Much of the Toluca Valley was probably part of the earlier Tepanec Empire, based in Azcapotzalco, with its height around 1370. A number of Toluca Valley towns are listed as Tepenac vassals. The historic record in regards to pre-Aztec Toluca area is not clear because the Aztec destroyed many documents and, from 1428 to 1470, Toluca Valley settlements do not figure prominently in Aztec records. The names of both Tollocan (Toluca) and Matlatzinco apparently are used in records to refer to the same area, but it is not known if they referred to the same city/state. By the eve of the Aztec conquest in 1475, it is clear that they were two different city-states.

Initially, the Aztec Empire mostly ignored the Toluca Valley, until the Purépecha Empire began to make inroads in the mid-15th century. Most of the valley was conquered by Aztec emperor Axayacatl. The Tizoc Stone depicts the emperor Tizoc defeating a warrior from the area. The first wave of conquest was in the Mazahua region in the north of the valley in 1473, followed by the conquest of Matlazinco/Tollocan in 1475. Toluca Valley town names begin to appear in Aztec records, and Matlatzinco was renamed as Calixtlahuaca. In 1476 or 1477, the Aztecs confronted the Purépecha armies on the western edge of the Toluca Valley but were decisively defeated. Rebellion broke out in the Toluca Valley, and Axayacatl returned to reconquer the people.

Tenochtitlan administered this area more directly than other parts of the Empire, with client states created on the Purépecha border. Toluca became the administrative center for the valley. Migrations from the Valley of Mexico into the Toluca Valley were encouraged. There was some repression of rebellions under later emperor Ahuitzotl, but there was no major military activity in the valley again until the Spanish conquest.

At the time the Spanish conquered the Aztec Empire, the Toluca Valley was a tribute-paying area and buffer zone between the Aztec and Purépecha empires. Gonzalo de Sandoval conquered most of the area for the Spanish along with Otomi allies. Hernán Cortés' cousin Juan Altamirano was given dominion of the Toluca Valley.
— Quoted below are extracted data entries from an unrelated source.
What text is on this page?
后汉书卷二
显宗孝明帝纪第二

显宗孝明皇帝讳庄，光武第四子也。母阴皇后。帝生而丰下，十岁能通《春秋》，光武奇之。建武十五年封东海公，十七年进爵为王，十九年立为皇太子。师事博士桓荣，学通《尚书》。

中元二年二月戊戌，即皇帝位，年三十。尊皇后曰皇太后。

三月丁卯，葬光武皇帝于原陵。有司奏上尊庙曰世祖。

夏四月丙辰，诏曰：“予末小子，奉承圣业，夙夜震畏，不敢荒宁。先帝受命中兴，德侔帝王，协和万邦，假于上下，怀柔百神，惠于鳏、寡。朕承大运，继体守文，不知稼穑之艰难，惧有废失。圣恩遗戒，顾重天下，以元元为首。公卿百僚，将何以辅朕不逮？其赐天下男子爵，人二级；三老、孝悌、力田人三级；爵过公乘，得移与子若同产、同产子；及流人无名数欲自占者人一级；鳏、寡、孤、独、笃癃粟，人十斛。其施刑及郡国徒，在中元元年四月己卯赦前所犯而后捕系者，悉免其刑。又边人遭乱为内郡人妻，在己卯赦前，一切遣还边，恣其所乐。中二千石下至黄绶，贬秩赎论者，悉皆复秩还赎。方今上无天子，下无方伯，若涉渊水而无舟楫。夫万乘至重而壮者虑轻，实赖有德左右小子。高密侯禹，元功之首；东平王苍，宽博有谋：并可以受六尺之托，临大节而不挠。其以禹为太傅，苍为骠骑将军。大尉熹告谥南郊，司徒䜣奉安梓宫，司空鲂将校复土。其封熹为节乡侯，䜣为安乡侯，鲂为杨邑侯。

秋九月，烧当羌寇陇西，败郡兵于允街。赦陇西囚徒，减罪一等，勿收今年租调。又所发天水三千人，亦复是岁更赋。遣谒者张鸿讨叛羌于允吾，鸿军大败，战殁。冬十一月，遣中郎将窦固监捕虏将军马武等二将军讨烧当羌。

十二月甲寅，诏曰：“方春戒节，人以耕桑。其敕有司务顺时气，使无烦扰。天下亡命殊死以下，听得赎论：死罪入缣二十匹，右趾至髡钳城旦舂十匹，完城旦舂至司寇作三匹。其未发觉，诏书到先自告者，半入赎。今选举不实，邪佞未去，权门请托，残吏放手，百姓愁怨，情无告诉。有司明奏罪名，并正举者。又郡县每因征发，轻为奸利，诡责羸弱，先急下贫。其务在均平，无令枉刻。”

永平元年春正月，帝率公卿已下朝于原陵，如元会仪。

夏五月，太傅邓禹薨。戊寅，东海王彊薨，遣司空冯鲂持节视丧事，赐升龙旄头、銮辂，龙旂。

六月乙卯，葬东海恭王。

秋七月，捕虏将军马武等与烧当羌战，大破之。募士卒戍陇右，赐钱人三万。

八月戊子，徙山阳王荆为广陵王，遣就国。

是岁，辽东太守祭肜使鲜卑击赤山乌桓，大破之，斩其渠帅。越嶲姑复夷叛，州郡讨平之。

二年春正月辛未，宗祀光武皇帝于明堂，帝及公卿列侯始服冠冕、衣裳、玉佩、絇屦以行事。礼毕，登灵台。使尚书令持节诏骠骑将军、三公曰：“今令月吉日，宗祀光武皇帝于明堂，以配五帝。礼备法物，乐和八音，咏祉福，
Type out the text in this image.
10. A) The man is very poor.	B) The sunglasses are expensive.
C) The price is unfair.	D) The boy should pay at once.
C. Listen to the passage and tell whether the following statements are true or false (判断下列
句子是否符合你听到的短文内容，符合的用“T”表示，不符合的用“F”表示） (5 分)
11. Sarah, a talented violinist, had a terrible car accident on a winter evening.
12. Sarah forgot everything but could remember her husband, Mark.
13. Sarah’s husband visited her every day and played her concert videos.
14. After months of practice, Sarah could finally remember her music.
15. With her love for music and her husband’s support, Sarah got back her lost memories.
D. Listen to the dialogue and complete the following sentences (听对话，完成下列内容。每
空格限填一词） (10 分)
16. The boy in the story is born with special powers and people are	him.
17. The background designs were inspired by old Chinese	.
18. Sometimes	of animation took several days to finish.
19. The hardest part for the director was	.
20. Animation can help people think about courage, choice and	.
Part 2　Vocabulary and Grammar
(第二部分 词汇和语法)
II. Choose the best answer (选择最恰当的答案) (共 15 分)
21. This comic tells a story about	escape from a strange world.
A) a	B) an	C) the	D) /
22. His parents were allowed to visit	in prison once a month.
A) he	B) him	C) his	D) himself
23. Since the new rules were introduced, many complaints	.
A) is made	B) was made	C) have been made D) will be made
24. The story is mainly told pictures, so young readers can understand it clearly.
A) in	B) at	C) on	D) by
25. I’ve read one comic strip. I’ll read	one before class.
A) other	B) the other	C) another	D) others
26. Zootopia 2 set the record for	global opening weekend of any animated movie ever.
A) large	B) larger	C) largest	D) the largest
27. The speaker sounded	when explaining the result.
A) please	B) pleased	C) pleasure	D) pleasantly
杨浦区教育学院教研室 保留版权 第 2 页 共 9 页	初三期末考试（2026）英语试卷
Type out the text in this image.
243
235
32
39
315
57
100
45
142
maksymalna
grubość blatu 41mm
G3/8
Franciscan missionaries came soon after, such as Martin de Valencia, Juan de Tecto, Juan de Ahora, and Pedro de Gante, who established missions and the first school called San Antonio de Padua. Spanish colonial territorial rule was based on the pre-conquest jurisdictions. Former city-states were defined as cabeceras (head-towns). The former Aztec empire became the audencia of Mexico; it was centered on Mexico City and expanded over the Toluca Valley, and further south and west into the modern states of Guerrero and Morelos.

===19th-century to present===
Following Mexican independence, the next major political change for the valley was in the mid-19th century, when the State of Mexico was divided into various new states, and the Mexico City area was designated as the Federal district. This process gave the State of Mexico is current shape. Its political and cultural center was moved to the Toluca Valley, where the city of Toluca was made its capital. Since then, the political, economic and cultural development of the valley has focused on this city.

Despite degradation from extensive development following population increases, there are areas of great natural beauty. About 3.5 million visitors come annually, mostly from Mexico. These include parts of La Marquesa Park, El Nevado de Toluca, Zacango Zoo, Sierra Morelos Park, Tecula and the Lagunas de Zempoala. The volcano was once a sacred site under earlier religions. It is a cultural symbol for the valley and the State of Mexico.

The area also has significant colonial architecture, particularly hacienda houses, churches and former monasteries; and mansions of the Porfirio Díaz era. Many of these are now operated as museums and other cultural establishments.

==Biology: Center of origin of the potato late blight pathogen==
The Toluca Valley is recognized by plant pathologists as the center of origin of potato late blight pathogen, Phytophthora infestans. This pathogen is infamous for having triggered the Great Irish Famine in the mid 1840s.